The bastard looked likely to do such a thing, just to prove who was in charge. So she summoned her energy as best she could and sauntered over to him, trying to remember what she might have done months ago, before the world had gone to hell. “Well met, my friend,” she purred. “Well met, indeed.”

She ignored the shocked faces around them, focusing solely on sizing him up. He stood with a stillness that only an immortal could achieve. She willed her heartbeat and breathing to calm. He could probably hear them, could probably smell every emotion raging through her. There’d be no fooling him with bravado, not in a thousand years. He’d probably lived that long already. Perhaps there’d be no beating him, either. She was Celaena Sardothien, but he was a Fae warrior and had likely been one for a great while.

She stopped a few feet away. Gods, he was huge. “What a lovely surprise,” she said loudly enough for everyone to hear.

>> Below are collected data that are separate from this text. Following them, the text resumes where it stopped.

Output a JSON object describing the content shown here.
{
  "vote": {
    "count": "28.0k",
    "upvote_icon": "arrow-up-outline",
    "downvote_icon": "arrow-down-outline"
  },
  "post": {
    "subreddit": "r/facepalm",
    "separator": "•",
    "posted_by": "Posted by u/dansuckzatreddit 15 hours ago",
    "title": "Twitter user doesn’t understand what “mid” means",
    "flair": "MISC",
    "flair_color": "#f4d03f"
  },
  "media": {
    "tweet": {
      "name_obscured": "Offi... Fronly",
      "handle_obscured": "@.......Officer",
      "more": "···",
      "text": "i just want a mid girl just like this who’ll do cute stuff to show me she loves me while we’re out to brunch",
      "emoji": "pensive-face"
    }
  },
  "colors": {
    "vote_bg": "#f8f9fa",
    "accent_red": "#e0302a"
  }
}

When was the last time she’d sounded that pleasant? She ­couldn’t even remember the last time she’d spoken in full sentences. “I thought we ­were to meet at the city walls.”

He didn’t bow, thank the gods. His harsh face didn’t even shift. Let him think what he wanted. She was sure she looked nothing like what he’d been told to expect—­and he’d certainly laughed when that woman mistook her for a fellow vagrant.

“Let’s go,” was all he said, his deep, somewhat bored voice seeming to echo off the stones as he turned to leave the alley. She’d bet good money that the leather vambraces on his forearms concealed blades.

She might have given him a rather obnoxious reply, just to feel him out a bit more, but people ­were still watching. He prowled along, not deigning to look at any of the gawkers. She ­couldn’t tell if she was impressed or revolted.

She followed the Fae warrior into the bright street and through the bustling city. He was heedless of the humans who paused their working and walking and milling about to stare. He certainly didn’t wait for her to catch up as he strode up to a pair of ordinary mares tied by a trough in a nondescript square. If memory served her correctly, the Fae usually possessed far finer ­horses. He had probably arrived in another form and purchased these ­here.

All Fae possessed a secondary animal form. Celaena was currently in hers, her mortal human body as animal as the birds wheeling above. But what was his? He could have been a wolf, she thought, with that layered surcoat that flowed to midthigh like a pelt, his footfalls so silent. Or a mountain cat, with that predatory grace.

He mounted the larger of the mares, leaving her to the piebald beast that looked more interested in seeking out a quick meal than trekking across the land. That made two of them. But they’d gone far enough without any explanation.

She stuffed her satchel into a saddlebag, angling her hands so that her sleeves hid the narrow bands of scars on her wrists, reminders of where the manacles had been. Where she had been. It was none of his business. None of Maeve’s business, either. The less they knew about her, the less they could use against her. “I’ve known a few brooding warrior-­types in my day, but I think you might be the broodiest of them all.” He whipped his head to her, and she drawled, “Oh, hello. I think you know who I am, so I won’t bother introducing myself. But before I’m carted off to gods-­know-­where, I’d like to know who you are.”